Problem: I wanted a simpler solution, bypassing the need to use my phone as a hotspot. Solution: I used Connectify on my Windows laptop to make my laptop become a hotspot, then connected the GoPiGo directly to that. (Connectify will interrupt your connection regularly unless you pay...)

Although I was able to get a basic GoPiGo program going I was not able yet to run the setup that streams video from the robot to the remote computer. The server did not launch correctly only the Pi. I'm still trying...

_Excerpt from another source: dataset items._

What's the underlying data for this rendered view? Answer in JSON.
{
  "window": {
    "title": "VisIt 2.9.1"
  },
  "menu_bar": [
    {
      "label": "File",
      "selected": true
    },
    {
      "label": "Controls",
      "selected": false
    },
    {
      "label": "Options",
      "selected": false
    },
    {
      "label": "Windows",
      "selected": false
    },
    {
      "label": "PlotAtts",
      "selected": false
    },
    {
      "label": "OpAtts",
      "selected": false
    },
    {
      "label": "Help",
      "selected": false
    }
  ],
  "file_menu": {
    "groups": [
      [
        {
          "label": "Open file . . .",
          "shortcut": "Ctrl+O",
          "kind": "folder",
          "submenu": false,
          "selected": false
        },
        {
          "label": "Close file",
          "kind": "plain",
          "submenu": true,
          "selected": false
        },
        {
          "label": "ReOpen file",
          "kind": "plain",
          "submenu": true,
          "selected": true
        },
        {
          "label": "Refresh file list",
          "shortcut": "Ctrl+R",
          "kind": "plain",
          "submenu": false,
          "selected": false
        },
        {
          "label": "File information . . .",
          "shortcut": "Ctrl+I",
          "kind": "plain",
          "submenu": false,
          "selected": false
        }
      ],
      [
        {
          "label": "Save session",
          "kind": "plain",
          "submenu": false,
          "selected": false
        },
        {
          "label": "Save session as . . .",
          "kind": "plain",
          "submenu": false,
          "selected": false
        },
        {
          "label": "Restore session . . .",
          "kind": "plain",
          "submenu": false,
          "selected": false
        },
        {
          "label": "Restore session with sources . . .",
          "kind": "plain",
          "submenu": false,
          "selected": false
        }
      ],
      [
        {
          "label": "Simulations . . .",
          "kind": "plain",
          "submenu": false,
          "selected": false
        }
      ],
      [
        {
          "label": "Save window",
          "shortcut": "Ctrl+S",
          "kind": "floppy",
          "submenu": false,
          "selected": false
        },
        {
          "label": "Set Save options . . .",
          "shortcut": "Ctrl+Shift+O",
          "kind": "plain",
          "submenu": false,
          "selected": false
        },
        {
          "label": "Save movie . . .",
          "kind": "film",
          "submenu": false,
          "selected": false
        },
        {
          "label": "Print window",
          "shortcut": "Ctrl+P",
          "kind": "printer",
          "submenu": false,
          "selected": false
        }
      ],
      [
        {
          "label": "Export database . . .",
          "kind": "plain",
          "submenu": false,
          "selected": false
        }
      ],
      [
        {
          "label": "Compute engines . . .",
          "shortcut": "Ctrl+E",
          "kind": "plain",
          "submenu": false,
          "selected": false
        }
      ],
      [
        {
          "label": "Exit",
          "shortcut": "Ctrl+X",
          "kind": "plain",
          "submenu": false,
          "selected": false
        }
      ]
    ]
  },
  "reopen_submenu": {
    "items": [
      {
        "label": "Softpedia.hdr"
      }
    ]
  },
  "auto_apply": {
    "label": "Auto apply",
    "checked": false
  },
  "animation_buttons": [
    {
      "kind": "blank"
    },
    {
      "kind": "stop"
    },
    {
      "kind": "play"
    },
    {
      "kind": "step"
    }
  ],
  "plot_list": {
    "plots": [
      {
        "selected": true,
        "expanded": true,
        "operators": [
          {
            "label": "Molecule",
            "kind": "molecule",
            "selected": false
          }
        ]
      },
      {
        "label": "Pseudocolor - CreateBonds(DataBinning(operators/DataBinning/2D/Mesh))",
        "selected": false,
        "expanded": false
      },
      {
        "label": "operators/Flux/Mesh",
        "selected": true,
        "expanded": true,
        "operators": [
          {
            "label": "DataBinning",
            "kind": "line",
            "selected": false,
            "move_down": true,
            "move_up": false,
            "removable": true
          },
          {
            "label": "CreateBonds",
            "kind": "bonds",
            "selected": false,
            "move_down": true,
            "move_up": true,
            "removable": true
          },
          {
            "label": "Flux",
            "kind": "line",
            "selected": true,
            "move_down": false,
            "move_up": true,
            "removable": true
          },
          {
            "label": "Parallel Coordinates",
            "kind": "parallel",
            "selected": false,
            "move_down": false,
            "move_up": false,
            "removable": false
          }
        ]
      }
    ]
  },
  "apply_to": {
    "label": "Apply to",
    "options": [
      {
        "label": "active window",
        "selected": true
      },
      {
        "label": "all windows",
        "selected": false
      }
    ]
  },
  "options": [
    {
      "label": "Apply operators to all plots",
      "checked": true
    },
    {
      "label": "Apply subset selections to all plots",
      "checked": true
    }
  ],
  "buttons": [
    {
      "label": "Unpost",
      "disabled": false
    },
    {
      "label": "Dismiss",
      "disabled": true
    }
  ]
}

Come back to this page to see what I was able to do with my GoPiGo. Actually, working with the GoPiGo makes me appreciate even more how robust and satisfying it is to work with the Lego EV3 robot - what a shame there is no easy way to program the Lego EV3 system in Python. I tried using EV3dev / EV3 Python for this on more than one occasion but each time found the experience to be so frustrating that I gave up. I also considered using BrickPi for this but decided against it - see this page.